Sep. 17, 2026

EU-Parlament diskutiert Serbiens EU-Bewerbung wegen Bedenken zur Kriegsverherrlichung

Das Europäische Parlament hat kürzlich eine Diskussion über die Beerdigung von Ratko Mladić und das umfassendere Thema der Verherrlichung von Kriegsverbrechern in Serbien geführt, ein Thema, das wesentliche Auswirkungen auf die Kandidatur Serbiens für die Mitgliedschaft in der Europäischen Union hat. Die Europäische Kommissarin für Erweiterung, Marta Kos, leitete die Diskussion und betonte die Bedeutung, sich mit der Vergangenheit auseinanderzusetzen und sich an den europäischen Werten zu orientieren. Kos wies darauf hin, dass die Verherrlichung von Kriegsverbrechern den Prinzipien der EU widerspricht und stellte fest, dass viele serbische Bürger eine solche Verherrlichung ablehnen und sich eine demokratische und europäische Gesellschaft wünschen.

Kos unterstrich die Solidarität der EU mit den Opfern von Kriegsverbrechen und deren Familien und bekräftigte, dass Frieden, Stabilität und Fortschritt im Westbalkan strategisch wichtig für Europa seien. Sie stellte fest, dass Serbien als Kandidat für die EU-Mitgliedschaft sich verpflichtet hat, die europäischen Werte und Prinzipien zu wahren. Die Europäische Kommission machte deutlich, dass die Verherrlichung von Kriegsverbrechern und die Leugnung von Völkermord mit diesen Werten unvereinbar sind.
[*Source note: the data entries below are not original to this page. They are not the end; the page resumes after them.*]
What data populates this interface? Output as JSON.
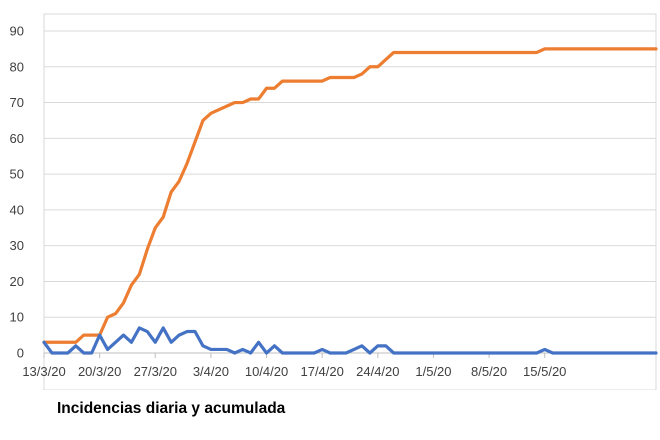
{
  "caption": "Incidencias diaria y acumulada",
  "chart_data": {
    "type": "line",
    "title": "",
    "xlabel": "",
    "ylabel": "",
    "ylim": [
      0,
      90
    ],
    "yticks": [
      0,
      10,
      20,
      30,
      40,
      50,
      60,
      70,
      80,
      90
    ],
    "x_start": "13/3/20",
    "x_end": "19/5/20",
    "x_ticks": [
      "13/3/20",
      "20/3/20",
      "27/3/20",
      "3/4/20",
      "10/4/20",
      "17/4/20",
      "24/4/20",
      "1/5/20",
      "8/5/20",
      "15/5/20"
    ],
    "grid": true,
    "legend": "none",
    "series": [
      {
        "color": "#ED7D31",
        "values": [
          3,
          3,
          3,
          3,
          3,
          5,
          5,
          5,
          10,
          11,
          14,
          19,
          22,
          29,
          35,
          38,
          45,
          48,
          53,
          59,
          65,
          67,
          68,
          69,
          70,
          70,
          71,
          71,
          74,
          74,
          76,
          76,
          76,
          76,
          76,
          76,
          77,
          77,
          77,
          77,
          78,
          80,
          80,
          82,
          84,
          84,
          84,
          84,
          84,
          84,
          84,
          84,
          84,
          84,
          84,
          84,
          84,
          84,
          84,
          84,
          84,
          84,
          84,
          85,
          85,
          85,
          85,
          85,
          85,
          85,
          85,
          85,
          85,
          85,
          85,
          85,
          85,
          85
        ]
      },
      {
        "color": "#4472C4",
        "values": [
          3,
          0,
          0,
          0,
          2,
          0,
          0,
          5,
          1,
          3,
          5,
          3,
          7,
          6,
          3,
          7,
          3,
          5,
          6,
          6,
          2,
          1,
          1,
          1,
          0,
          1,
          0,
          3,
          0,
          2,
          0,
          0,
          0,
          0,
          0,
          1,
          0,
          0,
          0,
          1,
          2,
          0,
          2,
          2,
          0,
          0,
          0,
          0,
          0,
          0,
          0,
          0,
          0,
          0,
          0,
          0,
          0,
          0,
          0,
          0,
          0,
          0,
          0,
          1,
          0,
          0,
          0,
          0,
          0,
          0,
          0,
          0,
          0,
          0,
          0,
          0,
          0,
          0
        ]
      }
    ]
  }
}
Die Diskussion im Europäischen Parlament fand im Anschluss an Bilder von Mladićs Beerdigung statt, die Kos als verstörend beschrieb. Diese Bilder heben ihrer Meinung nach das Versagen hervor, sich mit der Vergangenheit auseinanderzusetzen, und widersprechen den Werten, die dem europäischen Integrationsprozess zugrunde liegen. Die Anwesenheit serbischer Minister, Beamter und militärischer Vertreter bei der Beerdigung, zusammen mit Führern und Politikern aus der Republika Srpska, war für Kos besonders besorgniserregend. Sie forderte die serbischen Behörden und regionale Akteure auf, zur Versöhnung und zu guten nachbarschaftlichen Beziehungen beizutragen.

Trotz der besorgniserregenden Bilder betonte Kos, dass sie nicht als repräsentativ für die gesamte serbische Gesellschaft angesehen werden sollten. Sie bemerkte, dass viele Bürger aus Serbien und anderen Teilen der Region sie kontaktiert haben, um ihre Ablehnung der Verherrlichung von Kriegsverbrechern auszudrücken. Kos erkannte die Anwesenheit von Jugendlichen, Unternehmern, Beamten, Künstlern, Journalisten und anderen Bürgern in Serbien an, die sich wünschen, dass ihr Land Fortschritte macht und eine freie, demokratische und europäische Gesellschaft wird. Sie glaubt, dass ein solches Serbien Gehör finden, EU-Unterstützung erhalten und seinen Platz in Europa finden sollte.

Kos betonte erneut, dass die Würde der Opfer von Völkermord und Kriegsverbrechen unverhandelbar ist. Während Serbien nicht gezwungen wird, seine Identität oder Geschichte abzulehnen, wird von ihm erwartet, dass es sich ernsthaft mit seiner Vergangenheit auseinandersetzt. Die Europäische Kommission wird, so versicherte sie, den europäischen Weg Serbiens weiterhin unterstützen.

Diese Diskussion ist Teil eines umfassenderen Kontextes, der die EU-Kandidatur Serbiens betrifft, die ein Gegenstand anhaltender Debatten ist. In früheren Erklärungen hat Kos die Notwendigkeit einer echten Versöhnung und die Einhaltung des Rechtsstaats als wesentliche Bestandteile des Beitrittsprozesses hervorgehoben. Die Verherrlichung von Kriegsverbrechern bleibt ein umstrittenes Thema innerhalb der serbischen Gesellschaft und Politik und beeinflusst die Beziehungen zur EU.

Die Diskussion im Europäischen Parlament spiegelt die anhaltenden Herausforderungen wider, mit denen Serbien konfrontiert ist, um sich an europäischen Werten auszurichten und gleichzeitig mit seinem historischen Erbe umzugehen. Das Ergebnis dieser Diskussionen könnte erhebliche Auswirkungen auf die Zukunft Serbiens in der EU haben, während das Land seinen Weg zur Mitgliedschaft unter internen und externen Druckbedingungen navigiert.